When database.replica_url is configured, every generated read-only method — find_by_id, find_all, count, exists_by_id, paginate, cursor_page, derived find_by_* / count_by_* / exists_by_* queries, and full-text search / search_page — automatically acquires its connection from the replica pool. Mutating methods (save, update, delete_by_id, the bulk operations, hook-driven writes, with_lock) always run on the primary. Provisioning a replica therefore offloads your primary with zero application code changes.

When no replica is configured, all methods use the primary — single-pool apps are unaffected.

The routing decision is snapshotted per request from AppState::read_pool(), so it honors the database.replica_fallback policy: when the replica is unready, reads either fall back to the primary (replica_fallback = "primary") or fail fast with 503 Service Unavailable (replica_fallback = "fail_readiness") rather than silently serving from the wrong role.

Opting Out: primary_reads

Replica reads can be stale by up to your replication lag. For aggregates where a stale read is worse than extra primary load (e.g. account balances, inventory counters), pin the whole repository to the primary:

Rust
#[autumn_web::repository(AccountBalance, primary_reads)]
pub trait AccountBalanceRepository {}

All generated reads on this repository use the primary pool, even when a replica is configured. Prefer the per-call escape hatch below when only some call sites are read-after-write-sensitive — a repository-wide opt-out gives up replica offloading everywhere.
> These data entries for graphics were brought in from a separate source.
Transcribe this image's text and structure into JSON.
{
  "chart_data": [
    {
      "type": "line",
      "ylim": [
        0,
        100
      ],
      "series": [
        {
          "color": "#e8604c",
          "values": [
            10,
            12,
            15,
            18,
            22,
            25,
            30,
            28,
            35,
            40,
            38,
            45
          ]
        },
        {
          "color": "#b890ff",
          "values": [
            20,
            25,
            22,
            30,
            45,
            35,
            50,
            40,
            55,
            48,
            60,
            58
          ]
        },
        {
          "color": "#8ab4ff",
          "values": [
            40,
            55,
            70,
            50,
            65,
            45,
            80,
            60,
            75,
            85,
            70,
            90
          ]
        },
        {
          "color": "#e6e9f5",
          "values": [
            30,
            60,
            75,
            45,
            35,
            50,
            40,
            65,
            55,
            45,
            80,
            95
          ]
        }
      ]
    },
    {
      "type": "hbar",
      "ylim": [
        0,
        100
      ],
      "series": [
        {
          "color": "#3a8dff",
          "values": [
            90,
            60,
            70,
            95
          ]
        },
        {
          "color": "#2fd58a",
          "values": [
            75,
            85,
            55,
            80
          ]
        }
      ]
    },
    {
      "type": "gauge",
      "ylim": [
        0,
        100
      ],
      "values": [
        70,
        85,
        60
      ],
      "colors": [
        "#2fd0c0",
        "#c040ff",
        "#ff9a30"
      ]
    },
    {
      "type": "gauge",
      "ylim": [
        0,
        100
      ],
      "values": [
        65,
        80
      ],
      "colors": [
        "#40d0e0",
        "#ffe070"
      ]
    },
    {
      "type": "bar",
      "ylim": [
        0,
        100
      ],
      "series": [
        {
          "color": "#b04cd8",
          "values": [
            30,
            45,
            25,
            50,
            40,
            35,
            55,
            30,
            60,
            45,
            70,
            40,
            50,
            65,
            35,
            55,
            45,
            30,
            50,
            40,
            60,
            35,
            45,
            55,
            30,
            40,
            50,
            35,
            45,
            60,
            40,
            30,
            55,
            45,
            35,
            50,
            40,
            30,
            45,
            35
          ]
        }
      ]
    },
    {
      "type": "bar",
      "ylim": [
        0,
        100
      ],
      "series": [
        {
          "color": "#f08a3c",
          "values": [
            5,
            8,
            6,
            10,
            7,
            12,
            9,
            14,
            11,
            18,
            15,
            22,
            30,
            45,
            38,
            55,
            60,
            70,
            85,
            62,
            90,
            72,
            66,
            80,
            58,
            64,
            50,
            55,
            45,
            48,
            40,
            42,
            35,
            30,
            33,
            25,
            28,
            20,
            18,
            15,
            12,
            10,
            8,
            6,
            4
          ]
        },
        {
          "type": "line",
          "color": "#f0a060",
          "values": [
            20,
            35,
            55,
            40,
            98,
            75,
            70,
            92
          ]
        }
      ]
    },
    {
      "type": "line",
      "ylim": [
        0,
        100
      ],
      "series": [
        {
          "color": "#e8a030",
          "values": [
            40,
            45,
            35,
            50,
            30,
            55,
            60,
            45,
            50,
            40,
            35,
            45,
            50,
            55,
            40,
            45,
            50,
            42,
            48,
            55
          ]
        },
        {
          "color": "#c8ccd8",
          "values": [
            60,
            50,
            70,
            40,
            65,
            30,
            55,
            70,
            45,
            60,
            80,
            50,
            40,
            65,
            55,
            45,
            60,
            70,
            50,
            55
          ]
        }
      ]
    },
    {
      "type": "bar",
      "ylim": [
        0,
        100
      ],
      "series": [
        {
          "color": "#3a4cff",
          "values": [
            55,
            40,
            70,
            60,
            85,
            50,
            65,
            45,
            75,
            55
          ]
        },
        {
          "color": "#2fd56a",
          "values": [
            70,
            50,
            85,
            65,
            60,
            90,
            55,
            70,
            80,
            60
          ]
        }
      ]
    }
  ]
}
Read-Your-Writes: on_primary()

After a handler performs a write, an immediate read may land on a replica that has not replayed it yet. The generated on_primary() method returns a clone of the repository whose reads are pinned to the primary, so you can read-your-writes without dropping to raw Diesel:

Rust
let created = repo.save(&new_post).await?;
// The replica may not have seen this row yet — read it from the primary.
let fresh = repo.on_primary().find_by_id(created.id).await?;

The original repo keeps routing reads to the replica; only the pinned clone (and call chains on it) use the primary.

Transactions

Reads executed inside an explicit transaction (db.tx(...) or repo.with_lock(...)) run on the transaction's own primary connection — a transaction never splits reads onto a replica.


Performance & Scaling Guidelines

Bulk operations are built for maximum performance, with the following built-in safeguards:

The Postgres Parameter Ceiling

Postgres supports a maximum of 65,535 parameters per statement. If you try to insert 10,000 rows with 8 columns, that requires 80,000 parameters, which ordinarily crashes. Autumn automatically calculates the optimal chunk size based on your model's columns and inserts in chunks (e.g. 1000 records at a time) to always remain well below the ceiling while maintaining peak batching throughput (>50x speedups over individual insertions).